Чтение онлайн

ЖАНРЫ

Биография голода. Любовный саботаж

Нотомб Амели

Шрифт:

Такое вторжение смерти в жизнь испугало меня. Мне требовалось много любви, чтобы утешиться. И я, точно феодал, облагающий непосильными налогами обескровленный народ, требовала от своих близких нечеловеческой любовной дани, вымогала чуть ли не с ножом к горлу.

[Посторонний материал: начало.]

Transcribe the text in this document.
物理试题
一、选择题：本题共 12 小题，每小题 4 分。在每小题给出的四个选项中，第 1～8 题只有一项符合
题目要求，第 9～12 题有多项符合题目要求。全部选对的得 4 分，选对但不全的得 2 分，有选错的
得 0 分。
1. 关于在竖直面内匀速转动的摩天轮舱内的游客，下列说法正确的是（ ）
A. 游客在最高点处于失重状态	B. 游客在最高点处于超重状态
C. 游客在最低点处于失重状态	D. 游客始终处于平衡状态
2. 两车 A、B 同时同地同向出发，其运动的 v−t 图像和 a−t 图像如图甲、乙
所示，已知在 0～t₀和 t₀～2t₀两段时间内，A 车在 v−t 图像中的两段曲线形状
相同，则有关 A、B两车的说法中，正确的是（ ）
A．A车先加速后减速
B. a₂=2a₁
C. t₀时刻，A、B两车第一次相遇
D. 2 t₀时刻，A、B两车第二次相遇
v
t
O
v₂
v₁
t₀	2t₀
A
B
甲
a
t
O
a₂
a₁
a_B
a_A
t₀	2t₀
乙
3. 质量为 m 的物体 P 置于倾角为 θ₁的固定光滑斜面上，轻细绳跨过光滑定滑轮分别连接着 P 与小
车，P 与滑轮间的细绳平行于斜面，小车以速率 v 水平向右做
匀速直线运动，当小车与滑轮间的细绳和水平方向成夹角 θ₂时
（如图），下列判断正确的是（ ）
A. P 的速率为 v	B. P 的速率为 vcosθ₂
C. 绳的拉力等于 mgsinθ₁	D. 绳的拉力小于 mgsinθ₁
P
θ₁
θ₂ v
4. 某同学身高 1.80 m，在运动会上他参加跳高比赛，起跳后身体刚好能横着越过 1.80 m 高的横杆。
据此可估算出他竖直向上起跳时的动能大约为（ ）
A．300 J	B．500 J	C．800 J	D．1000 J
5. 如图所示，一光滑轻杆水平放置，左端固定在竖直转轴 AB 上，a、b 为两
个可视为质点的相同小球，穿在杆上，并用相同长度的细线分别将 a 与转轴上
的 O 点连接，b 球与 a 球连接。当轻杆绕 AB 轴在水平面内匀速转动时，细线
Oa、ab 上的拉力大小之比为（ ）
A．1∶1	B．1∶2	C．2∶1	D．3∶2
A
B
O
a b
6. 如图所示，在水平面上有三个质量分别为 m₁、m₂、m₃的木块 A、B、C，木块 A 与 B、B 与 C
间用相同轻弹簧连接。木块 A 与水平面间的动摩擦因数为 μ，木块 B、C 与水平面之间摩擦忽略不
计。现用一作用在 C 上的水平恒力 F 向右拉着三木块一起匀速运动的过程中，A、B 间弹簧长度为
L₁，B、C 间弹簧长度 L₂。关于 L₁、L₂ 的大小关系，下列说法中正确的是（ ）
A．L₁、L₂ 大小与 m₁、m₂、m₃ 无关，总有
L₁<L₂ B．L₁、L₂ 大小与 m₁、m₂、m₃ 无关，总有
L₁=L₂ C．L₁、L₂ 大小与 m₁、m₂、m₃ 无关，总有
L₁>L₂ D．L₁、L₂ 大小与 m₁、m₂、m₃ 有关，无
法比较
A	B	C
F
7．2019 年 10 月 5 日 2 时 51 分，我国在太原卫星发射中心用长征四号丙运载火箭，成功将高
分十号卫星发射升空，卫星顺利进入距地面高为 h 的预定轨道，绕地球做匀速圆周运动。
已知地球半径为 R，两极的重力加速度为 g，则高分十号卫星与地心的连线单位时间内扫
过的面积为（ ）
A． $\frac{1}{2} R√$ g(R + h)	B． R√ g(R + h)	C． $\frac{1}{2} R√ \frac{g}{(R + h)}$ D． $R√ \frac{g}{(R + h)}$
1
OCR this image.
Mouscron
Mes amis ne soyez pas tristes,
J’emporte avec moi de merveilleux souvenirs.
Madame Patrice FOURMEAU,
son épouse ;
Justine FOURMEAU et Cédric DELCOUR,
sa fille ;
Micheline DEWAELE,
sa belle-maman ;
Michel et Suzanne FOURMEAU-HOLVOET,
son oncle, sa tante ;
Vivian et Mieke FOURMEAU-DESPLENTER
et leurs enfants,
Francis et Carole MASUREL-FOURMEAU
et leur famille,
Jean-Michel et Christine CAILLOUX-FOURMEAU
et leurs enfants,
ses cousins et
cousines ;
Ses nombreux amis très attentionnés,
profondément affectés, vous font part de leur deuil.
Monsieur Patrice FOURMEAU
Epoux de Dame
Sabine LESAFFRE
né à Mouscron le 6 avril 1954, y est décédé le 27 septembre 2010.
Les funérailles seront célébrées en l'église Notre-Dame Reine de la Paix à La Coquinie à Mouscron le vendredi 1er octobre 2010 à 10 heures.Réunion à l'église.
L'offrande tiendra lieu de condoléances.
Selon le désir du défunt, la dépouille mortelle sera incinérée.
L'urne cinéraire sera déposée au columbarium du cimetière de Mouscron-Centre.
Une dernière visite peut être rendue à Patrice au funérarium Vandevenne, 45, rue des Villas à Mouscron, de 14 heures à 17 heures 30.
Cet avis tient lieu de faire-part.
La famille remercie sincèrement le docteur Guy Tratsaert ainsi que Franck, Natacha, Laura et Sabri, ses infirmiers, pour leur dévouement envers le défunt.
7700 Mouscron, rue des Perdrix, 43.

Они и сами, по доброй воле, готовы были все отдать, но мне этого казалось мало. Из мертвой Инге любви больше не выжать. И мои ожидания обратились к маме, самой ласковой из женщин.

Я вешалась ей на шею:

– Мамочка, люби меня.

– Я тебя люблю.

– Люби меня сильнее.

– Я тебя очень люблю.

– Нет, еще сильнее.

– Я люблю тебя так сильно, как только можно любить своего ребенка.

– Люби меня еще больше!

И однажды мама вдруг увидела, что ее обнимает монстр. Увидела людоеда, которого она породила, воплощение ненасытного голода, с его огромными глазищами, и этот лютый голод требовал пищи.

Наверно, какая-то темная сила толкнула маму сказать нечто такое, что многие сочтут жестокостью, но это было сказано с необходимой твердостью и оказало решающее влияние на всю мою последующую жизнь:

– Если ты хочешь, чтобы я любила тебя еще больше, понравься мне.

Я возмущенно взвыла:

– Нет! Ты моя мама! Я не

должна тебе нравиться! Ты должна меня любить!

– Такого не бывает. Никто никого любить не должен. Любовь надо заслужить.

Это меня сразило. Ничего хуже мне никогда не доводилось слышать: оказывается, я теперь должна буду понравиться собственной матери. Мне придется заслуживать ее любовь, и любовь других людей тоже!

Значит, недостаточно прийти и потребовать, чтоб меня любили. Значит, я не божество. И значит, мне вовсе не причитаются по праву те фараонские порции любви, в которых я нуждаюсь. Это обилие следствий меня подкосило.

Ничего себе задача: понравиться маме… Как это сделать? Я понятия не имела.

А главное – заслужить любовь! Я чувствовала себя как английское августейшее семейство, которому вдруг велели бы платить налоги: как это?! Разве все не обязаны любить меня?

Кроме того, я же знала, что меня не устроят скромные дозы любви. А чтобы заслужить непомерные, нужно будет лезть из кожи вон.

Предстояло свернуть горы. И я догадывалась, что мне придется в жизни попотеть. Время эту догадку подтвердило.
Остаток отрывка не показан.